Identification of Sanguinarine Metabolites in Rats Using UPLC-Q-TOF-MS/MS

Abstract

Sanguinarine (SAN), as the main active component of a traditional Chinese veterinary medicine, has been widely used in the animal husbandry and breeding industry. However, the metabolites of SA are still uncertain. Therefore, this research aimed to investigate the metabolites of SA based on rats in vivo. The blood, feces, and urine of rats were collected after the oral administration of 40 mg/kg SAN. Ultra-high-performance liquid chromatography coupled with quadrupole time-of-flight mass spectrometry (UPLC-Q-TOF-MS/MS) was employed to identify the metabolites of SAN. The elemental composition of sanguinarine metabolites was inferred by analyzing their exact molecular weight, and the structures of the metabolites were predicted based on their fragment ions and cleavage pathways. A total of 12 metabolites were identified, including three metabolites in the plasma, four in the urine, and nine in the feces. According to the possible metabolic pathways deduced in this study, SAN was mainly metabolized through reduction, oxidation, demethylation, hydroxylation, and glucuronidation. This present research has summarized the metabolism of SAN in rats, which is helpful for further studying the metabolic mechanism of SAN in vivo and in vitro.

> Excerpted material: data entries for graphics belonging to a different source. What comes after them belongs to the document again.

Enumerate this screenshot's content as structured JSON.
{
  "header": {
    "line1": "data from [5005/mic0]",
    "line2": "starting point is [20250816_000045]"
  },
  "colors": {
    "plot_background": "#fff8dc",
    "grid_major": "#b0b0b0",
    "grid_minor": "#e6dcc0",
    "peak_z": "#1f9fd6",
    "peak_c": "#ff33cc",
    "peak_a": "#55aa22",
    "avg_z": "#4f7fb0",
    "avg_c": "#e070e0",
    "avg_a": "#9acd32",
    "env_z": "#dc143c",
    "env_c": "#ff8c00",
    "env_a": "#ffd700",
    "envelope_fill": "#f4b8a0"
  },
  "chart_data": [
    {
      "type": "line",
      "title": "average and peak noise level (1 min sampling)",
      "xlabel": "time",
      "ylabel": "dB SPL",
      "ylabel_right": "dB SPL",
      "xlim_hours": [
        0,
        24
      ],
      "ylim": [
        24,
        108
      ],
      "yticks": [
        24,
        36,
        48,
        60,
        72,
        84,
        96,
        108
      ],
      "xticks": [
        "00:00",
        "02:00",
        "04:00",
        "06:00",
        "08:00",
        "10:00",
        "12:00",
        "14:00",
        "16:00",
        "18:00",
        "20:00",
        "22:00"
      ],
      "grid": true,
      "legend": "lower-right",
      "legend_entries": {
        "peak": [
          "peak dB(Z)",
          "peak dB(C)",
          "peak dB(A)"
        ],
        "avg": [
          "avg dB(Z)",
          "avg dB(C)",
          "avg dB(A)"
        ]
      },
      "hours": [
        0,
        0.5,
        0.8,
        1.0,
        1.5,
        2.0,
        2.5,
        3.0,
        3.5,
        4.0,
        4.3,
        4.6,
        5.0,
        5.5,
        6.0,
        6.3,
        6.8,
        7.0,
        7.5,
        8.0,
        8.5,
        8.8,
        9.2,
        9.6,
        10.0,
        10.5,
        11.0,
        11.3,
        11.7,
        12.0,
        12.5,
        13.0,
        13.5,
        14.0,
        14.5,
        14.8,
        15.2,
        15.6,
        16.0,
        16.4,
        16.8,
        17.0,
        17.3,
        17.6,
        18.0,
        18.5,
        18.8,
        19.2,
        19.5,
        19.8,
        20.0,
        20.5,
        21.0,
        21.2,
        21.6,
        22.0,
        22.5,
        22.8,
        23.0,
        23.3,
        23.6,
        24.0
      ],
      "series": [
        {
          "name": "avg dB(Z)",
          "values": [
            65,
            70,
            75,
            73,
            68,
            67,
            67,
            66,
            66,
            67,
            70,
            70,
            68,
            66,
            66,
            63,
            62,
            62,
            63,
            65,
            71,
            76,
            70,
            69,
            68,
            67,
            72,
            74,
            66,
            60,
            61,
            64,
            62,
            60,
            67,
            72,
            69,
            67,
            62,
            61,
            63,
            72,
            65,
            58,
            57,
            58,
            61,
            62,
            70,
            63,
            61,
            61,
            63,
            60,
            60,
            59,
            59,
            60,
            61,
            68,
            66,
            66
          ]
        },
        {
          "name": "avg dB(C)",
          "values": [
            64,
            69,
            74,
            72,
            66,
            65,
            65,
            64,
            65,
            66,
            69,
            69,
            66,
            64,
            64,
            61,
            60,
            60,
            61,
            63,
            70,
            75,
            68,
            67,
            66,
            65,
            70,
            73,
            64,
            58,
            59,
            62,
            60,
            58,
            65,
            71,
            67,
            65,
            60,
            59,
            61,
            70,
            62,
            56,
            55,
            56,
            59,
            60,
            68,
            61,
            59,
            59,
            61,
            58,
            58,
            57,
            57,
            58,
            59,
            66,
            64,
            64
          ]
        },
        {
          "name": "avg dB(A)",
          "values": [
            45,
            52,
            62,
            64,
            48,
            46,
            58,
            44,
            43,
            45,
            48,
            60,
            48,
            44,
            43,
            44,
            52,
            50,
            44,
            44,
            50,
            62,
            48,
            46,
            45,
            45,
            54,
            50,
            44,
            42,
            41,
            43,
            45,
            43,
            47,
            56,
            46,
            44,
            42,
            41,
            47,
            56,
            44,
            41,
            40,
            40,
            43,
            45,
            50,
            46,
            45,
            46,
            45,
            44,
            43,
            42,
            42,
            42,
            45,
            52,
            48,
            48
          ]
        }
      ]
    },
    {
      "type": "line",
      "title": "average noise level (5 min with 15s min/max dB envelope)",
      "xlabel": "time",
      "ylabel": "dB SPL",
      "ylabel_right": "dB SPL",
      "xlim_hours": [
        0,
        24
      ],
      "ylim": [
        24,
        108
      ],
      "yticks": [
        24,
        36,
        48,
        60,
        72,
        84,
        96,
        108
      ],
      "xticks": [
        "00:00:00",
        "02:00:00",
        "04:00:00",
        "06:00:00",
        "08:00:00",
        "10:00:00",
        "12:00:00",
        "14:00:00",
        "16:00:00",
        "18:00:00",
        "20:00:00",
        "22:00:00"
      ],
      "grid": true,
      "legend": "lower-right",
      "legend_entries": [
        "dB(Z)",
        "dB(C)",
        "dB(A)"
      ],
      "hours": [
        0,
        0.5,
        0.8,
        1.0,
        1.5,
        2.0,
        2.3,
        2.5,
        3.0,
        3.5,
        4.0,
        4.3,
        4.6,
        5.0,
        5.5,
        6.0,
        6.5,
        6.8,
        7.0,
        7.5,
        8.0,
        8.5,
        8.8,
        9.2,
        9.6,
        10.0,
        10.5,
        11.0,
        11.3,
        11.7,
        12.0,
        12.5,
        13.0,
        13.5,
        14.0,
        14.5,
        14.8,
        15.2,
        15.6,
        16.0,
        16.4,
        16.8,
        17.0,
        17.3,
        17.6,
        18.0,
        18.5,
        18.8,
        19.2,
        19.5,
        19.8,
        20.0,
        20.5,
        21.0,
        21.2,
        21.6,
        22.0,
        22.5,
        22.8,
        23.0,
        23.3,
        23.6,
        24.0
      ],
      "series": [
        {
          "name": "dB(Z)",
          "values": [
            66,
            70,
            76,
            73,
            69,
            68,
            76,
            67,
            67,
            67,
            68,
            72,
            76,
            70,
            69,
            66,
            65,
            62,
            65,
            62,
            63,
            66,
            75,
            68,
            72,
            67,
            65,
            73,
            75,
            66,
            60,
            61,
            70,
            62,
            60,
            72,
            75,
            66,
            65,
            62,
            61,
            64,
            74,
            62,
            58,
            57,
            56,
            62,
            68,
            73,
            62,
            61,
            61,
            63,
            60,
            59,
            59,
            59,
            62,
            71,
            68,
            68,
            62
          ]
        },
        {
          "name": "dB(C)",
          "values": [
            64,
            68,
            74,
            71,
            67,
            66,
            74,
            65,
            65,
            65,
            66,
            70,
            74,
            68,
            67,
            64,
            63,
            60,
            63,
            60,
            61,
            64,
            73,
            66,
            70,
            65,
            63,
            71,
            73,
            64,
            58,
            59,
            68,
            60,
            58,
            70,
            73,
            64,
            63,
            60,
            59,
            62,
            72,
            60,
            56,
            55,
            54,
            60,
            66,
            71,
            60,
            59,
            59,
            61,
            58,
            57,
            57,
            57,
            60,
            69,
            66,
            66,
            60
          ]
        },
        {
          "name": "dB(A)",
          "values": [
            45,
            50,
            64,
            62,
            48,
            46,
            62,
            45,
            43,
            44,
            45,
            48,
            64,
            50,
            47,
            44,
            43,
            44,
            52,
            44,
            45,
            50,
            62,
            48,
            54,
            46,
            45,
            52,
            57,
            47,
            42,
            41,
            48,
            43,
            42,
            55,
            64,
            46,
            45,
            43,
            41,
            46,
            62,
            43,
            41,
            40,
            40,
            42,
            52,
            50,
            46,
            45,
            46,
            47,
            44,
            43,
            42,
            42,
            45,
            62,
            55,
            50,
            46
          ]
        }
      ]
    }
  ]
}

Keywords: UPLC-Q-TOF-MS/MS; in vivo; metabolites; rats; sanguinarine.

Figure 1

MS/MS spectrum of SAN and the proposed fragmentation pathways.“◆”: precursor ion.

Figure 2

MS/MS spectra of M0 (a), M1 (b), M2 (c), and M3 (d). “◆”: precursor ion.

Figure 3

MS/MS spectra of M4-5 (a), M6 (b), M7 (c), and M8 (d). “◆”: precursor ion.

Figure 4

MS/MS spectra of M9 (a), M10 (b), M11 (c) and M12 (d). “◆”: precursor ion.

Figure 5

Proposed metabolic pathways of SAN in rats.